I realize this Tony Scott film doesn't have a lot of fans, and some of its New Orleans-set scenes drew criticism -- Mahnola Dargis called it "vulgar.' The movie was shot in New Orleans not long after Katrina and the subsequent floods destroyed parts of the city. But I do like the way the city is portrayed in this film, and the actors don't try any funny stuff with their accents. Someone should have told Denzel Washington that locals still call it the "GNO Bridge" and not the "Crescent City Connection," but that's the tiniest of carps. And the scene in which the Algiers ferry explodes was so realistic that it practically stopped my heart when I saw it in the theater. Maybe if I'd watched the following trailer I'd have been more prepared ... but I don't think so.

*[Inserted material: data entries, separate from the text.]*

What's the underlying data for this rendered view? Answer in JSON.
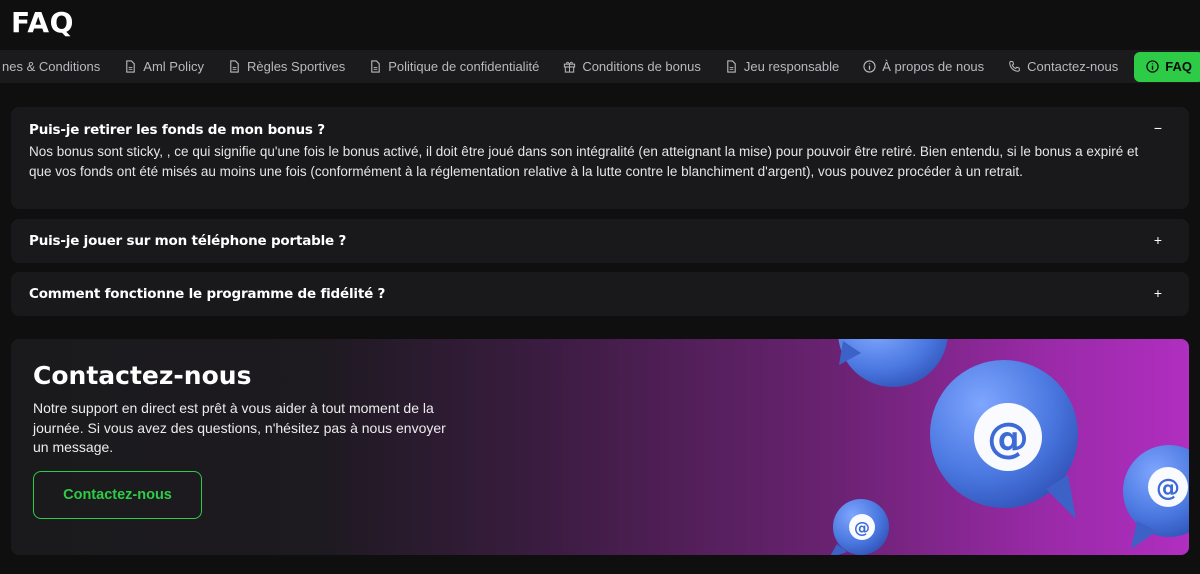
{
  "page": {
    "title": "FAQ"
  },
  "tabs": [
    {
      "label": "nes & Conditions",
      "icon": "none"
    },
    {
      "label": "Aml Policy",
      "icon": "document-icon"
    },
    {
      "label": "Règles Sportives",
      "icon": "document-icon"
    },
    {
      "label": "Politique de confidentialité",
      "icon": "document-icon"
    },
    {
      "label": "Conditions de bonus",
      "icon": "gift-icon"
    },
    {
      "label": "Jeu responsable",
      "icon": "document-icon"
    },
    {
      "label": "À propos de nous",
      "icon": "info-icon"
    },
    {
      "label": "Contactez-nous",
      "icon": "phone-icon"
    },
    {
      "label": "FAQ",
      "icon": "info-icon",
      "active": true
    }
  ],
  "faq": [
    {
      "question": "Puis-je retirer les fonds de mon bonus ?",
      "toggle": "−",
      "answer": "Nos bonus sont sticky, , ce qui signifie qu'une fois le bonus activé, il doit être joué dans son intégralité (en atteignant la mise) pour pouvoir être retiré. Bien entendu, si le bonus a expiré et que vos fonds ont été misés au moins une fois (conformément à la réglementation relative à la lutte contre le blanchiment d'argent), vous pouvez procéder à un retrait."
    },
    {
      "question": "Puis-je jouer sur mon téléphone portable ?",
      "toggle": "+"
    },
    {
      "question": "Comment fonctionne le programme de fidélité ?",
      "toggle": "+"
    }
  ],
  "contact": {
    "title": "Contactez-nous",
    "text": "Notre support en direct est prêt à vous aider à tout moment de la journée. Si vous avez des questions, n'hésitez pas à nous envoyer un message.",
    "button_label": "Contactez-nous",
    "at_symbol": "@"
  },
  "colors": {
    "accent": "#2ecc46",
    "background": "#0f0f10",
    "card": "#19191b",
    "bubble": "#4a78e0"
  }
}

Charmaine Neville and local columnist Chris Rose both appear in the film.
Live and Let Die
I have saved what might be possibly the cheesiest film ever set in The Big Easy for last. It's also one of the silliest James Bond movies ever. Why I like it, I can't say. The thing with the alligators ... the goofy voodoo elements of the plot ... Jane Seymour's character ... yikes. But on the other hand, I am very fond of Yaphet Kotto and Geoffrey Holder in just about anything. You don't see a whole lot of New Orleans in this movie -- well, not a lot of the actual city, as opposed to the goofy stereotypes -- Mr. Big's restaurant is in the Quarter, you can see the airport, and some scenes were shot in a Slidell bayou. We could argue that Bad Lieutenant is cheesier, but it gets the New Orleans area fairly accurately in its weird way.